Colon Cancer in Rats
This new study used rats that were divided into groups; both of with received continues injections of Azoxymethane, which is a carcinogenic and neurotoxic chemical compound used in biological research (an oxide of azomethane) that is effective in inducing colon carcinomas. One of the groups also received pomegranate peel extract.
The resulting data indicated that Pomegranate peel extract indeed was effective in reducing the ACF number (commonly accepted precursor lesions for colonic tumors) and restoring the redox status of the colon cells. ACF appears in the early stages of colon cancer and may sequentially lead to the development of polyps and adenomas
These results, therefore, support the notion from previous studies about the potential application of dietary antioxidant foods as a chemopreventive measure against colon cancer and in particular, the antioxidant substances found in pomegranate.

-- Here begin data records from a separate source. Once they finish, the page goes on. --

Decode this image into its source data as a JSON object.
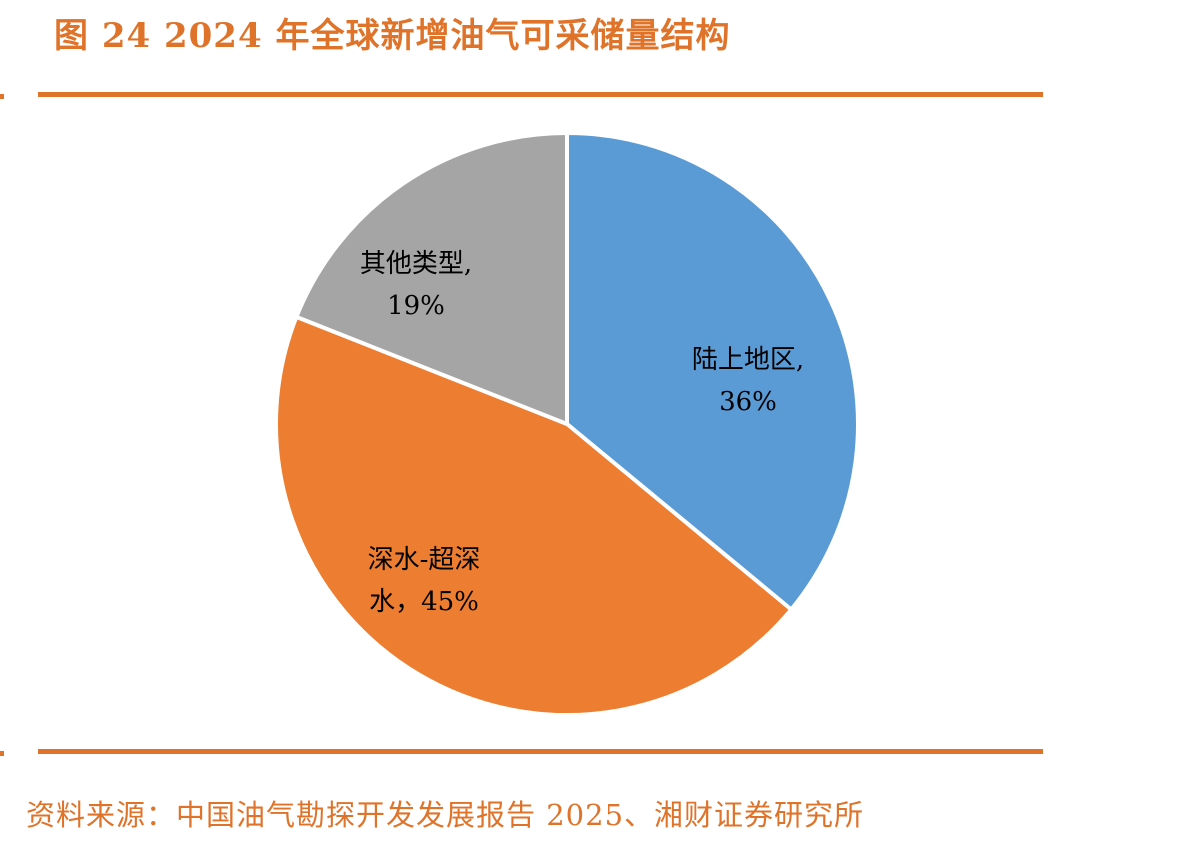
{
  "figure": {
    "title": "图 24 2024 年全球新增油气可采储量结构",
    "source": "资料来源：中国油气勘探开发发展报告 2025、湘财证券研究所"
  },
  "colors": {
    "accent": "#e0732a",
    "slice_blue": "#5b9bd5",
    "slice_orange": "#ed7d31",
    "slice_gray": "#a5a5a5"
  },
  "chart_data": {
    "type": "pie",
    "title": "",
    "start_angle_deg": 0,
    "direction": "clockwise",
    "slices": [
      {
        "label": "陆上地区",
        "value": 36,
        "display": "36%",
        "color": "#5b9bd5",
        "label_lines": [
          "陆上地区,",
          "36%"
        ]
      },
      {
        "label": "深水-超深水",
        "value": 45,
        "display": "45%",
        "color": "#ed7d31",
        "label_lines": [
          "深水-超深",
          "水，45%"
        ]
      },
      {
        "label": "其他类型",
        "value": 19,
        "display": "19%",
        "color": "#a5a5a5",
        "label_lines": [
          "其他类型,",
          "19%"
        ]
      }
    ]
  }
}
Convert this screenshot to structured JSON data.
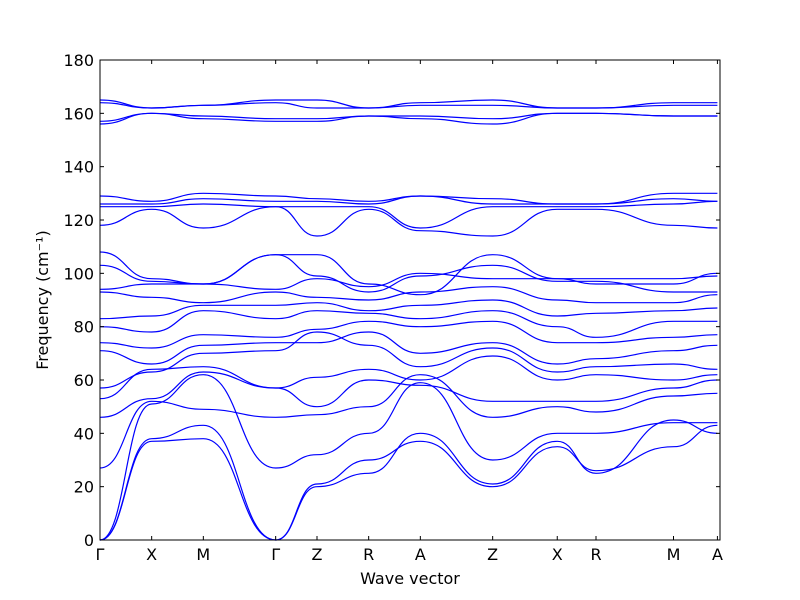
{
  "chart_data": {
    "type": "line",
    "xlabel": "Wave vector",
    "ylabel": "Frequency (cm⁻¹)",
    "ylim": [
      0,
      180
    ],
    "yticks": [
      0,
      20,
      40,
      60,
      80,
      100,
      120,
      140,
      160,
      180
    ],
    "xlim": [
      0,
      12
    ],
    "kpoints": [
      {
        "label": "Γ",
        "x": 0
      },
      {
        "label": "X",
        "x": 1
      },
      {
        "label": "M",
        "x": 2
      },
      {
        "label": "Γ",
        "x": 3.4
      },
      {
        "label": "Z",
        "x": 4.2
      },
      {
        "label": "R",
        "x": 5.2
      },
      {
        "label": "A",
        "x": 6.2
      },
      {
        "label": "Z",
        "x": 7.6
      },
      {
        "label": "X",
        "x": 8.85
      },
      {
        "label": "R",
        "x": 9.6
      },
      {
        "label": "M",
        "x": 11.1
      },
      {
        "label": "A",
        "x": 11.95
      }
    ],
    "line_color": "#0000ff",
    "grid": false,
    "series": [
      {
        "x": [
          0,
          1,
          2,
          3.4,
          4.2,
          5.2,
          6.2,
          7.6,
          8.85,
          9.6,
          11.1,
          11.95
        ],
        "y": [
          0,
          37,
          38,
          0,
          20,
          25,
          40,
          21,
          37,
          25,
          45,
          40
        ]
      },
      {
        "x": [
          0,
          1,
          2,
          3.4,
          4.2,
          5.2,
          6.2,
          7.6,
          8.85,
          9.6,
          11.1,
          11.95
        ],
        "y": [
          0,
          38,
          43,
          0,
          21,
          30,
          37,
          20,
          35,
          26,
          35,
          43
        ]
      },
      {
        "x": [
          0,
          1,
          2,
          3.4,
          4.2,
          5.2,
          6.2,
          7.6,
          8.85,
          9.6,
          11.1,
          11.95
        ],
        "y": [
          0,
          51,
          62,
          27,
          32,
          40,
          59,
          30,
          40,
          40,
          44,
          44
        ]
      },
      {
        "x": [
          0,
          1,
          2,
          3.4,
          4.2,
          5.2,
          6.2,
          7.6,
          8.85,
          9.6,
          11.1,
          11.95
        ],
        "y": [
          27,
          52,
          49,
          46,
          47,
          50,
          62,
          46,
          50,
          48,
          54,
          55
        ]
      },
      {
        "x": [
          0,
          1,
          2,
          3.4,
          4.2,
          5.2,
          6.2,
          7.6,
          8.85,
          9.6,
          11.1,
          11.95
        ],
        "y": [
          46,
          53,
          63,
          57,
          50,
          60,
          58,
          52,
          52,
          52,
          57,
          60
        ]
      },
      {
        "x": [
          0,
          1,
          2,
          3.4,
          4.2,
          5.2,
          6.2,
          7.6,
          8.85,
          9.6,
          11.1,
          11.95
        ],
        "y": [
          53,
          64,
          65,
          57,
          61,
          64,
          60,
          69,
          60,
          62,
          60,
          62
        ]
      },
      {
        "x": [
          0,
          1,
          2,
          3.4,
          4.2,
          5.2,
          6.2,
          7.6,
          8.85,
          9.6,
          11.1,
          11.95
        ],
        "y": [
          57,
          63,
          70,
          71,
          78,
          73,
          65,
          72,
          63,
          65,
          66,
          64
        ]
      },
      {
        "x": [
          0,
          1,
          2,
          3.4,
          4.2,
          5.2,
          6.2,
          7.6,
          8.85,
          9.6,
          11.1,
          11.95
        ],
        "y": [
          71,
          66,
          73,
          74,
          74,
          78,
          70,
          74,
          66,
          68,
          71,
          73
        ]
      },
      {
        "x": [
          0,
          1,
          2,
          3.4,
          4.2,
          5.2,
          6.2,
          7.6,
          8.85,
          9.6,
          11.1,
          11.95
        ],
        "y": [
          74,
          72,
          77,
          76,
          79,
          82,
          80,
          82,
          74,
          74,
          76,
          77
        ]
      },
      {
        "x": [
          0,
          1,
          2,
          3.4,
          4.2,
          5.2,
          6.2,
          7.6,
          8.85,
          9.6,
          11.1,
          11.95
        ],
        "y": [
          80,
          78,
          86,
          83,
          86,
          85,
          83,
          86,
          80,
          76,
          82,
          82
        ]
      },
      {
        "x": [
          0,
          1,
          2,
          3.4,
          4.2,
          5.2,
          6.2,
          7.6,
          8.85,
          9.6,
          11.1,
          11.95
        ],
        "y": [
          83,
          84,
          88,
          88,
          89,
          86,
          88,
          90,
          84,
          85,
          86,
          87
        ]
      },
      {
        "x": [
          0,
          1,
          2,
          3.4,
          4.2,
          5.2,
          6.2,
          7.6,
          8.85,
          9.6,
          11.1,
          11.95
        ],
        "y": [
          93,
          91,
          89,
          93,
          91,
          90,
          93,
          95,
          90,
          89,
          89,
          92
        ]
      },
      {
        "x": [
          0,
          1,
          2,
          3.4,
          4.2,
          5.2,
          6.2,
          7.6,
          8.85,
          9.6,
          11.1,
          11.95
        ],
        "y": [
          94,
          96,
          96,
          94,
          98,
          95,
          100,
          98,
          98,
          96,
          96,
          100
        ]
      },
      {
        "x": [
          0,
          1,
          2,
          3.4,
          4.2,
          5.2,
          6.2,
          7.6,
          8.85,
          9.6,
          11.1,
          11.95
        ],
        "y": [
          103,
          97,
          96,
          107,
          99,
          93,
          99,
          103,
          97,
          97,
          93,
          93
        ]
      },
      {
        "x": [
          0,
          1,
          2,
          3.4,
          4.2,
          5.2,
          6.2,
          7.6,
          8.85,
          9.6,
          11.1,
          11.95
        ],
        "y": [
          108,
          98,
          96,
          107,
          107,
          96,
          92,
          107,
          98,
          98,
          98,
          99
        ]
      },
      {
        "x": [
          0,
          1,
          2,
          3.4,
          4.2,
          5.2,
          6.2,
          7.6,
          8.85,
          9.6,
          11.1,
          11.95
        ],
        "y": [
          118,
          124,
          117,
          125,
          114,
          124,
          116,
          114,
          124,
          124,
          118,
          117
        ]
      },
      {
        "x": [
          0,
          1,
          2,
          3.4,
          4.2,
          5.2,
          6.2,
          7.6,
          8.85,
          9.6,
          11.1,
          11.95
        ],
        "y": [
          125,
          125,
          126,
          125,
          125,
          125,
          117,
          125,
          125,
          125,
          126,
          127
        ]
      },
      {
        "x": [
          0,
          1,
          2,
          3.4,
          4.2,
          5.2,
          6.2,
          7.6,
          8.85,
          9.6,
          11.1,
          11.95
        ],
        "y": [
          126,
          126,
          128,
          127,
          127,
          126,
          129,
          126,
          126,
          126,
          128,
          127
        ]
      },
      {
        "x": [
          0,
          1,
          2,
          3.4,
          4.2,
          5.2,
          6.2,
          7.6,
          8.85,
          9.6,
          11.1,
          11.95
        ],
        "y": [
          129,
          127,
          130,
          129,
          128,
          127,
          129,
          128,
          126,
          126,
          130,
          130
        ]
      },
      {
        "x": [
          0,
          1,
          2,
          3.4,
          4.2,
          5.2,
          6.2,
          7.6,
          8.85,
          9.6,
          11.1,
          11.95
        ],
        "y": [
          156,
          160,
          158,
          157,
          157,
          159,
          158,
          156,
          160,
          160,
          159,
          159
        ]
      },
      {
        "x": [
          0,
          1,
          2,
          3.4,
          4.2,
          5.2,
          6.2,
          7.6,
          8.85,
          9.6,
          11.1,
          11.95
        ],
        "y": [
          157,
          160,
          159,
          158,
          158,
          159,
          159,
          158,
          160,
          160,
          159,
          159
        ]
      },
      {
        "x": [
          0,
          1,
          2,
          3.4,
          4.2,
          5.2,
          6.2,
          7.6,
          8.85,
          9.6,
          11.1,
          11.95
        ],
        "y": [
          164,
          162,
          163,
          164,
          162,
          162,
          163,
          163,
          162,
          162,
          163,
          163
        ]
      },
      {
        "x": [
          0,
          1,
          2,
          3.4,
          4.2,
          5.2,
          6.2,
          7.6,
          8.85,
          9.6,
          11.1,
          11.95
        ],
        "y": [
          165,
          162,
          163,
          165,
          165,
          162,
          164,
          165,
          162,
          162,
          164,
          164
        ]
      }
    ]
  }
}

Functional foods include antioxidant nutrients which may protect against many human chronic diseases by combating reactive oxygen species (ROS) generation. The purpose of the present study was to investigate the protective effect of pomegranate peel extract (PPE) on azoxymethane (AOM)-induced colon tumors
in rats as an in vivo experimental model. Forty Sprague-Dawley rats (4 weeks old) were randomly divided into 4 groups containing 10 rats per group and were treated with either AOM, PPE, or PPE plus AOM or injected with 0.9% physiological saline solution as a control. At 8 weeks of age, the rats in the AOM and PPE plus AOM groups were injected with 15 mg AOM/kg body weight, once a week for two weeks. After the last AOM injection, the rats were continuously fed ad-libitum their specific diets for another 6 weeks. At the end of the experiment (i.e. at the age of 4 months), all rats were killed and the colon tissues were examined microscopically for lesions suspected of being preneoplastic lesions or tumors as well as for biochemical measurement of oxidative stress indices. The results revealed a lower incidence of aberrant crypt foci in the PPE plus AOM administered group as compared to the AOM group. In addition, PPE blocked the AOM-induced impairment of biochemical indicators of oxidative stress in the examined colonic tissue homogenates. The results suggest that PPE can partially inhibit the development of colonic premalignant lesions in an AOM-induced colorectal carcinogenesis model, by abrogating oxidative stress and improving the redox status of colonic cells.